はじめに
ある現場で
リーダー「簡単なWebアプリだからAWSにちゃちゃっと移行しといて」
私「わかりました。PHPとMySQLで作られているようなのでEC2とRDS使いますね」
リーダー「ダメ。APIGatewayとLambda使ってサーバーレスにして。あとDBはDynamoDB」
とよくわからないことを言われました。
APIGatewayもLambdaもDynamoDBもサーバーレスもよく知らない状態から
なんとか本番リリースできたので、感想をまとめておきます。
(2016年時点での話になります。)
環境について
移行前 | 移行後 | |
---|---|---|
環境 | オンプレミス | AWS |
言語(サービス) | PHP | APIGateway, Lambda |
DB | MySQL | DynamoDB |
APIGatewayについて
- Lambdaにデータが渡らない等の問題が発生した場合、原因究明が大変。ログは出力されるけどわかりにくい。特に本番では大量にログ出力されるため、探すだけでも大変。
- 当時はバグらしきものが結構あった。(Mapping Templatesにミスがあったり、設定更新が反映されてなかったり。でも数日で修正されてた。)
- APIGatewayのキャッシュが便利。というかアクセスが多い場合は必須。
- APIGateway設定のバックアップ、リストアが完全にできなかった。
Lambda(Node.js)について
- Lambda単体であればローカル環境でも簡単にデバッグ可能。
- APIGatewayと組み合わせて使用する場合は、ローカル環境ではAPIGatewayのモックが必要。
当時は良いフレームワークやライブラリがなかったためモックも自作した。 - 初回起動に時間がかかる。Lambdaだけタイマーで定期的に動かしてみたけど、APIGatewayを通して呼び出すとやっぱり初回は時間がかかってしまう。
- ひとつのLambdaをどれくらいの規模(ひとつのリクエスト、ひとつの機能、ひとつのアプリ等)にすべきか難しい。
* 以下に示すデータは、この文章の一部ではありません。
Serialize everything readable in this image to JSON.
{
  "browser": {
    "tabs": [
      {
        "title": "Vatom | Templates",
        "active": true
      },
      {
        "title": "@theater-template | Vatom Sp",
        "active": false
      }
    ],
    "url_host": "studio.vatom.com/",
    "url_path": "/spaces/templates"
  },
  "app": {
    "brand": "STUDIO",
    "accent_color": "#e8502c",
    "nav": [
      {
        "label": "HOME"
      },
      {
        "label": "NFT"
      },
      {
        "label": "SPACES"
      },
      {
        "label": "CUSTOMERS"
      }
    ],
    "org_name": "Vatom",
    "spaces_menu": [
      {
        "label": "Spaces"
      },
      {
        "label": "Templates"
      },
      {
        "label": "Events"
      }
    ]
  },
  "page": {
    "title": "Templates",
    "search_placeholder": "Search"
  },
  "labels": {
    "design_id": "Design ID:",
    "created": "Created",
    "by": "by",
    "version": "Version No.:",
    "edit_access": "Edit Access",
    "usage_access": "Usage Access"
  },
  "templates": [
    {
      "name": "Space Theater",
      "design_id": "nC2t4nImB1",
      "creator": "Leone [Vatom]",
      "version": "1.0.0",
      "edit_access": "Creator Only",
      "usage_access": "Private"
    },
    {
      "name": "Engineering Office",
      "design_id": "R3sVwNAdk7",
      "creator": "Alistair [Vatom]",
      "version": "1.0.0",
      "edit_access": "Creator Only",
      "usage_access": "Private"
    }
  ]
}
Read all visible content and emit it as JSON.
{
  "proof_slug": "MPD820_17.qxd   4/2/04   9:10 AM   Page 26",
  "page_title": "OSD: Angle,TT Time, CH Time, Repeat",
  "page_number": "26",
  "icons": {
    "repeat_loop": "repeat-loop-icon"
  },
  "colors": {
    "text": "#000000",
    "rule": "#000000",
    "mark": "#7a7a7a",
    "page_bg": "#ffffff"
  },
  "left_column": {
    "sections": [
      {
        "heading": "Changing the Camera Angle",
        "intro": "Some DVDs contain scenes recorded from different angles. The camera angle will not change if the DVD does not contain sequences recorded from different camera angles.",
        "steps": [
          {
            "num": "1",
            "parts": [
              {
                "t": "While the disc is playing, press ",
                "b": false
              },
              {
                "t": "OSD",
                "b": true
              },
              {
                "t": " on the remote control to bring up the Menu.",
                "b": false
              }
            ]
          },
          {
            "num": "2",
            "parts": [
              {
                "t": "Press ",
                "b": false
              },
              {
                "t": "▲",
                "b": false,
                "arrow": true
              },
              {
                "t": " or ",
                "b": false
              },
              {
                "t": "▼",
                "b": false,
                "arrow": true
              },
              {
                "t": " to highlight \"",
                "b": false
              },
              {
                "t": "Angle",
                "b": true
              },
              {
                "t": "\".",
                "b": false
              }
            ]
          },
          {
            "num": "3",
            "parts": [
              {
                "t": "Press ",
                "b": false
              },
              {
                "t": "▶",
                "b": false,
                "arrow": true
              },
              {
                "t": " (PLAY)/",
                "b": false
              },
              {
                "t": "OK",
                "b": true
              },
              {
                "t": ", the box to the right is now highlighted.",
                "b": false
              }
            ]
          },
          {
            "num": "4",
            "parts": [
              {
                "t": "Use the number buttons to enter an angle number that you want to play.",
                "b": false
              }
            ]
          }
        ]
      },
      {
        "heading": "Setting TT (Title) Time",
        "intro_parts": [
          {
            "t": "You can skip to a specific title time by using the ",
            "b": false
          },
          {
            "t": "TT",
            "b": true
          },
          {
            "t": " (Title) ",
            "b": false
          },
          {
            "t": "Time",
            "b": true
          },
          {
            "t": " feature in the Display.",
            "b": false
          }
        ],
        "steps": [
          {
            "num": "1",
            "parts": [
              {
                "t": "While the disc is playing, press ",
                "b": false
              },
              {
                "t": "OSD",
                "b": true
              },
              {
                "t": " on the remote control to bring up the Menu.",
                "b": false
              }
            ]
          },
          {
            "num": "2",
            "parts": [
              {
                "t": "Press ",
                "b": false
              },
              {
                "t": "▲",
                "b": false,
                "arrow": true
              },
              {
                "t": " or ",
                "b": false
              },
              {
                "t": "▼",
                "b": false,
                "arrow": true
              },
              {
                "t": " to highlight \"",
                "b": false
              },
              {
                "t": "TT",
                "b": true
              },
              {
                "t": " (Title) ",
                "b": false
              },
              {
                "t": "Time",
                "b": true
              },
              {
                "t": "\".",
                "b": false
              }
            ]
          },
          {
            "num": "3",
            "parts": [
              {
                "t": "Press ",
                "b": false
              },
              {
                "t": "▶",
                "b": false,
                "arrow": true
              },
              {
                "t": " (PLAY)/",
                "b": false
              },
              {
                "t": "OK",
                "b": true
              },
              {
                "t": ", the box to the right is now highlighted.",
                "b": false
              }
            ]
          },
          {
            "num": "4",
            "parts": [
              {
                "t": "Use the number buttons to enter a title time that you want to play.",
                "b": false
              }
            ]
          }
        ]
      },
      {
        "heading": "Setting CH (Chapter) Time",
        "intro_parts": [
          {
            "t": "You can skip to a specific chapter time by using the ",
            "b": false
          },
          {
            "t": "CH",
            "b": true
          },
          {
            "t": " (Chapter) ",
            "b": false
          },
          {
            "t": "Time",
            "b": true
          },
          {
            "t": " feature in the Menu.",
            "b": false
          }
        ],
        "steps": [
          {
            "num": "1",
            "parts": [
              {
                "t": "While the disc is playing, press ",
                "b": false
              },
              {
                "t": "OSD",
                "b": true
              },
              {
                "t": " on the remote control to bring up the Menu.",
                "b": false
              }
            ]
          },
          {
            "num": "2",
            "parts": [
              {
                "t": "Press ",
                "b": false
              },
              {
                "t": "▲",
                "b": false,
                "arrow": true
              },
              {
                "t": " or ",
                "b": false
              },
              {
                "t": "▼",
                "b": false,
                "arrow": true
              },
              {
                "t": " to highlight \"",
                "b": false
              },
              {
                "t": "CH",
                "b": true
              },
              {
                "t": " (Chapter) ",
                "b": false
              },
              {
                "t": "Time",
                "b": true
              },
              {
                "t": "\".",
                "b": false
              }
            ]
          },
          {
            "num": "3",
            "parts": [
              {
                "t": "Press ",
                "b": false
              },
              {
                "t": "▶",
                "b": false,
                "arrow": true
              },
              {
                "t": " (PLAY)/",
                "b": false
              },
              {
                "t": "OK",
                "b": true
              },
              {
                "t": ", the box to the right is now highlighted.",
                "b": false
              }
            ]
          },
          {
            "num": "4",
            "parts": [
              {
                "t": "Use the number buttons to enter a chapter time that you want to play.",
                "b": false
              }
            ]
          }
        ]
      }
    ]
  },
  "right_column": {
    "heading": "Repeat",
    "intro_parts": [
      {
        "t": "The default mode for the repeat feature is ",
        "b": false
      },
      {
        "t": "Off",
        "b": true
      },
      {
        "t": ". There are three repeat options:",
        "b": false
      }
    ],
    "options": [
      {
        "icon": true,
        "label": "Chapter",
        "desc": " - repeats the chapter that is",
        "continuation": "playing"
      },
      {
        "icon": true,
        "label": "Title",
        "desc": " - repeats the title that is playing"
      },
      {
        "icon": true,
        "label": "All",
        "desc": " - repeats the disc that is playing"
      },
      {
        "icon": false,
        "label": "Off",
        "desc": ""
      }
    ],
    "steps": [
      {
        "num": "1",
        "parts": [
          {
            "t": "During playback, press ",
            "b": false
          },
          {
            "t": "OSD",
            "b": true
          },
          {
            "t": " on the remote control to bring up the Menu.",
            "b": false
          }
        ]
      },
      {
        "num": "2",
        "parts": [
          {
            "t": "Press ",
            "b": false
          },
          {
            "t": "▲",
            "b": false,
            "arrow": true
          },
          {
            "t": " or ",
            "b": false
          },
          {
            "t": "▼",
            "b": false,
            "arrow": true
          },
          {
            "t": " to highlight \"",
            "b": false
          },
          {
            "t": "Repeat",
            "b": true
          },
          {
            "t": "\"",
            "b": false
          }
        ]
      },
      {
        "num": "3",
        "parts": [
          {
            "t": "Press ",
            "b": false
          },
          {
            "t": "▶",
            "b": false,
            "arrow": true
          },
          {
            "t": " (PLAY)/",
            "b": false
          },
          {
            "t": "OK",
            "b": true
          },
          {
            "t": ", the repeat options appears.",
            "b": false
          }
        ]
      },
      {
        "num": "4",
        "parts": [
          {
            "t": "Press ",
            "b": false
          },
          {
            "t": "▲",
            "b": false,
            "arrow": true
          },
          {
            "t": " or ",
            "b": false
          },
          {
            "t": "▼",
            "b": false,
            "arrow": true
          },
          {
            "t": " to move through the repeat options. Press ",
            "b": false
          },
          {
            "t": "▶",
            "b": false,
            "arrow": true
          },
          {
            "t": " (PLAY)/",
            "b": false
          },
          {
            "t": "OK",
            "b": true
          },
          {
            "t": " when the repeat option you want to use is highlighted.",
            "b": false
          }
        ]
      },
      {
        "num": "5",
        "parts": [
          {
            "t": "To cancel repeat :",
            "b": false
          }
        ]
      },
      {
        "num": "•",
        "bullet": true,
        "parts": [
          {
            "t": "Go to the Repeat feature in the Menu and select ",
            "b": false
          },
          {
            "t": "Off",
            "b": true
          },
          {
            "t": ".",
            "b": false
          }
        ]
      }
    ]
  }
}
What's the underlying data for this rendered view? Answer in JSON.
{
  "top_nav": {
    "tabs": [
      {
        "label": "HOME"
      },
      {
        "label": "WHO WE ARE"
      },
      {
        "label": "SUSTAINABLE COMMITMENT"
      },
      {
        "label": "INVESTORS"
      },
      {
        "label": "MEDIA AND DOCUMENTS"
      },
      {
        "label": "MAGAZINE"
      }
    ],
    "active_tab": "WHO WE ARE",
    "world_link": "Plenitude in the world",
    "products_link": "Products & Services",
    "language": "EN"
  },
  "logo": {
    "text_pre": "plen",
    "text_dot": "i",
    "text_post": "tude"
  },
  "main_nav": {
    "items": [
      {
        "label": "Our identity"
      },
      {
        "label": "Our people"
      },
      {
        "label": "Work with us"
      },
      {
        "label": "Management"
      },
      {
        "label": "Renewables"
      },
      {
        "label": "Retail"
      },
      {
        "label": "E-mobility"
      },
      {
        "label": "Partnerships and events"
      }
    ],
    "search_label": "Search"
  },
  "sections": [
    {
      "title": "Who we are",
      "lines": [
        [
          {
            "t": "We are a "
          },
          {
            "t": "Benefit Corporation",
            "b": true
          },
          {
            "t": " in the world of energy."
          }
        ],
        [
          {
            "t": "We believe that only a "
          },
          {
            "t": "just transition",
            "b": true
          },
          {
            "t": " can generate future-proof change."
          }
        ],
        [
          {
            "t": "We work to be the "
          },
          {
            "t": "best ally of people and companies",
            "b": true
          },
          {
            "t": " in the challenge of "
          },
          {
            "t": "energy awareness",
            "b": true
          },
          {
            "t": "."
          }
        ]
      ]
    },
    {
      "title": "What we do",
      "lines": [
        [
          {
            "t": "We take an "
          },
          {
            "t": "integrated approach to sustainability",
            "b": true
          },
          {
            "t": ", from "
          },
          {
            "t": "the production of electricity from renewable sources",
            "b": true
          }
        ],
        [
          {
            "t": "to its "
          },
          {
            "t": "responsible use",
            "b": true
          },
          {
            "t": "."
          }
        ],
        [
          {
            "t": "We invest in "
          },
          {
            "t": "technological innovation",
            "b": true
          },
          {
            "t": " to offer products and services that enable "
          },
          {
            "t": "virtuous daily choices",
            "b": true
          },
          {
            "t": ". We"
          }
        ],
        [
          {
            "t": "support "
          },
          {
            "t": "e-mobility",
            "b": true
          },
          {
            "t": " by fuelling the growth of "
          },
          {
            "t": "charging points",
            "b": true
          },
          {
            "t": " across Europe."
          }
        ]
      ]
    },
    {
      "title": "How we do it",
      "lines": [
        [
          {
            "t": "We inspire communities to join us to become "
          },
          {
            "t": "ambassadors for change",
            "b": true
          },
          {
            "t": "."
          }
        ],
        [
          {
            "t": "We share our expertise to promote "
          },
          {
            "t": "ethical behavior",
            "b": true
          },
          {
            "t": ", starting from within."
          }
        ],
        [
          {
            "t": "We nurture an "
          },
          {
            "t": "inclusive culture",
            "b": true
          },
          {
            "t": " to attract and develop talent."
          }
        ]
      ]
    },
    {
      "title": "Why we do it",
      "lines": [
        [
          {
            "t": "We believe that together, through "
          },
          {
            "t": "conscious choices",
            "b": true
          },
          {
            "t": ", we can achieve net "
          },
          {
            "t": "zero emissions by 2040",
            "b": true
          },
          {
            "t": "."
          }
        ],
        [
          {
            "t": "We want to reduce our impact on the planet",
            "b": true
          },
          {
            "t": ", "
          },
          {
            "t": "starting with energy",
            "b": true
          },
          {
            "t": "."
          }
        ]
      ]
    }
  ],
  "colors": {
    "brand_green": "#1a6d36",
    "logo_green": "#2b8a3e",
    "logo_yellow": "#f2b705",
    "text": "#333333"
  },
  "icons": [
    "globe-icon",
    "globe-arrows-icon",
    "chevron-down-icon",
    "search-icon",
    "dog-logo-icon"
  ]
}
- Webアプリとして考えるとバージョン管理が大変。Lambda単位でバージョンをつけるため。
DynamoDBについて
- 一般的なNoSQLの特徴。(RDBとは異なるテーブル設計が必要。テーブル結合できない。パーティションキーが重要等。)
- 空文字が利用できない。
- ローカル環境でも使用できるので開発中は便利。
- データ取得時の容量制限(1MB)があるので、大量に取得したい場合は複数回呼び出す必要がある。
- アクセスが多いとお金が結構かかる。
その他
- アクセス数によっては、サーバーレスよりEC2とRDSを使用したほうが、かなり安い。
- テスト環境、本番環境、リリース手順、切り戻し手順等をどう運用するか事前に
しっかり考えておかないとめんどくさいことになる。 - APIGateway経由で定期的にLambdaを呼び出しておけば、すぐにレスポンス可能だが、
スパイクアクセス時にはスケールしきれず、アクセスの取りこぼしがある。 - APIGateway+Lambdaの組み合わせは開発やデバッグ、設定等が大変なため、大規模なシステムには今のところ向かない。
- WebAPI(マイクロサービス)として利用するのであればAPIGateway+Lambdaはかなり良いと思う。
最後に
ほんとはもっと役立つ記事にしたかったのですが、2年前のことなので、かなり忘れてしまいました。
現時点では変わっていることもいろいろありそうなので、やっぱり記事はすぐに書かないとだめですね。